Она аккуратно сложила в пакет разбросанные на полу грязные вещи: изодранные при падении бриджи, закапанную кровью блузку, совершенно мокрое от пота белье, носки...
Вдруг Гвен резко выпрямилась. С утра, когда она искала вещи, прозрачная сумка определенно была в чемодане. Гвен помнила это, потому что перед глазами вдруг всплыла нелепая картинка: пластиковая сумка с лекарствами в углу чемодана, - и висящий на ней одинокий полосатый носок, где-то потерявший свою пару. А затем Гвен ушла второпях из номера, потом вернулась назад, за носками, но в чемодан уже не залезала, - чистые висели на батарее в ванной, она третьего дня выстирала все свое белье и развесила его.
Что-то было не так. На душе у Гвен скребли кошки, вдруг стало тревожно и не по себе, словно за ней наблюдал кто-то невидимый. Она начала судорожно одеваться, глянув мельком на кресло. Там лежала аккуратной стопкой ее утренняя одежда. Джинсы, майка. Стоп, а что тут делает вчерашний лифчик, хотелось бы знать? И где ее телефон? Телефон лежал на тумбочке, рядом с ключом от номера. Кто-то, видимо, тот, кто доставил ее сюда, захватил из усадьбы еще и ее вещи. Что ж, тут все сходились, ничего странного.
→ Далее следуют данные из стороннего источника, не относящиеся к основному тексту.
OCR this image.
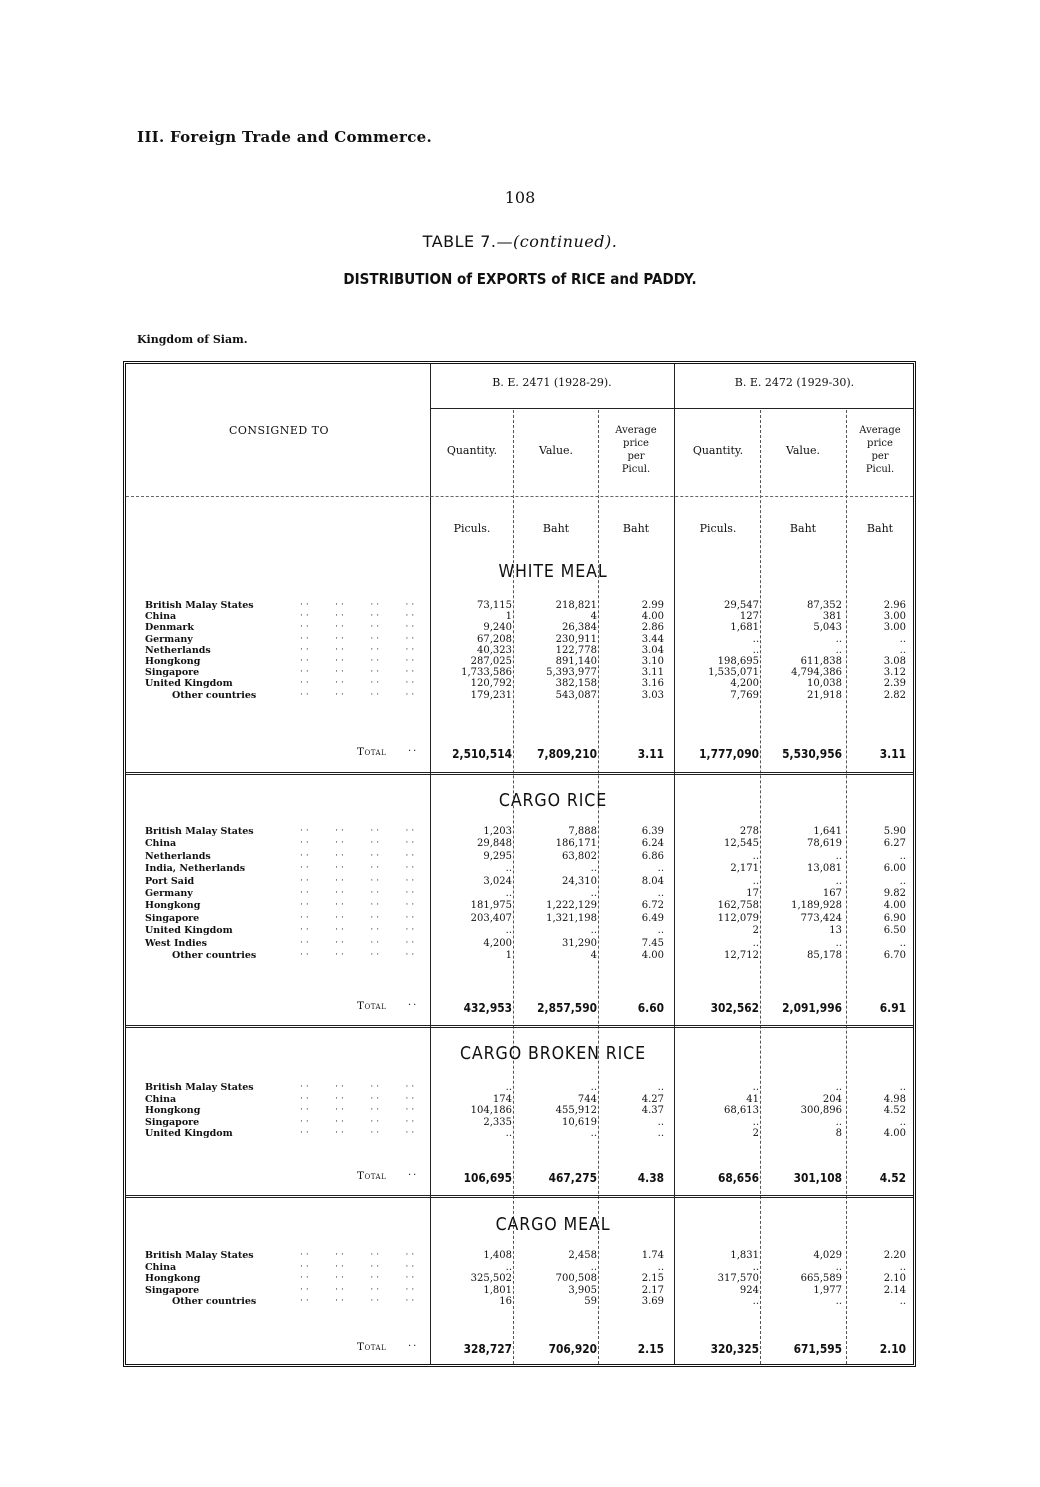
III. Foreign Trade and Commerce.
108
TABLE 7.—(continued).
DISTRIBUTION of EXPORTS of RICE and PADDY.
Kingdom of Siam.
B. E. 2471 (1928-29).	B. E. 2472 (1929-30).
CONSIGNED TO
Quantity.	Value.
Average
price
per
Picul.
Quantity.	Value.
Average
price
per
Picul.
Piculs.	Baht	Baht	Piculs.	Baht	Baht
WHITE MEAL
British Malay States	··    ··    ··    ··	73,115	218,821	2.99	29,547	87,352	2.96
China	··    ··    ··    ··	1	4	4.00	127	381	3.00
Denmark	··    ··    ··    ··	9,240	26,384	2.86	1,681	5,043	3.00
Germany	··    ··    ··    ··	67,208	230,911	3.44	..	..	..
Netherlands	··    ··    ··    ··	40,323	122,778	3.04	..	..	..
Hongkong	··    ··    ··    ··	287,025	891,140	3.10	198,695	611,838	3.08
Singapore	··    ··    ··    ··	1,733,586	5,393,977	3.11	1,535,071	4,794,386	3.12
United Kingdom	··    ··    ··    ··	120,792	382,158	3.16	4,200	10,038	2.39
Other countries	··    ··    ··    ··	179,231	543,087	3.03	7,769	21,918	2.82
Total ··	2,510,514	7,809,210	3.11	1,777,090	5,530,956	3.11
CARGO RICE
British Malay States	··    ··    ··    ··	1,203	7,888	6.39	278	1,641	5.90
China	··    ··    ··    ··	29,848	186,171	6.24	12,545	78,619	6.27
Netherlands	··    ··    ··    ··	9,295	63,802	6.86	..	..	..
India, Netherlands	··    ··    ··    ··	..	..	..	2,171	13,081	6.00
Port Said	··    ··    ··    ··	3,024	24,310	8.04	..	..	..
Germany	··    ··    ··    ··	..	..	..	17	167	9.82
Hongkong	··    ··    ··    ··	181,975	1,222,129	6.72	162,758	1,189,928	4.00
Singapore	··    ··    ··    ··	203,407	1,321,198	6.49	112,079	773,424	6.90
United Kingdom	··    ··    ··    ··	..	..	..	2	13	6.50
West Indies	··    ··    ··    ··	4,200	31,290	7.45	..	..	..
Other countries	··    ··    ··    ··	1	4	4.00	12,712	85,178	6.70
Total ··	432,953	2,857,590	6.60	302,562	2,091,996	6.91
CARGO BROKEN RICE
British Malay States	··    ··    ··    ··	..	..	..	..	..	..
China	··    ··    ··    ··	174	744	4.27	41	204	4.98
Hongkong	··    ··    ··    ··	104,186	455,912	4.37	68,613	300,896	4.52
Singapore	··    ··    ··    ··	2,335	10,619	..	..	..	..
United Kingdom	··    ··    ··    ··	..	..	..	2	8	4.00
Total ··	106,695	467,275	4.38	68,656	301,108	4.52
CARGO MEAL
British Malay States	··    ··    ··    ··	1,408	2,458	1.74	1,831	4,029	2.20
China	··    ··    ··    ··	..	..	..	..	..	..
Hongkong	··    ··    ··    ··	325,502	700,508	2.15	317,570	665,589	2.10
Singapore	··    ··    ··    ··	1,801	3,905	2.17	924	1,977	2.14
Other countries	··    ··    ··    ··	16	59	3.69	..	..	..
Total ··	328,727	706,920	2.15	320,325	671,595	2.10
Наличие лифчика слегка настораживало, но только слегка. Может, его нашла прислуга и просто положила вместе с остальными ее вещами в ту кучку тряпок, что она оставила на кровати в спальне Сесили? Тапок почему-то не было. Видимо, захватить обувь ее перевозчик забыл. И в этом тоже не было ничего странного. Но вот сумка? Для чего тому, кто принес ее сюда, понадобился ее баул с лекарствами? Может, он (или она) хотел посмотреть, есть ли у нее, чем лечить ссадину? Это было наиболее разумным объяснением.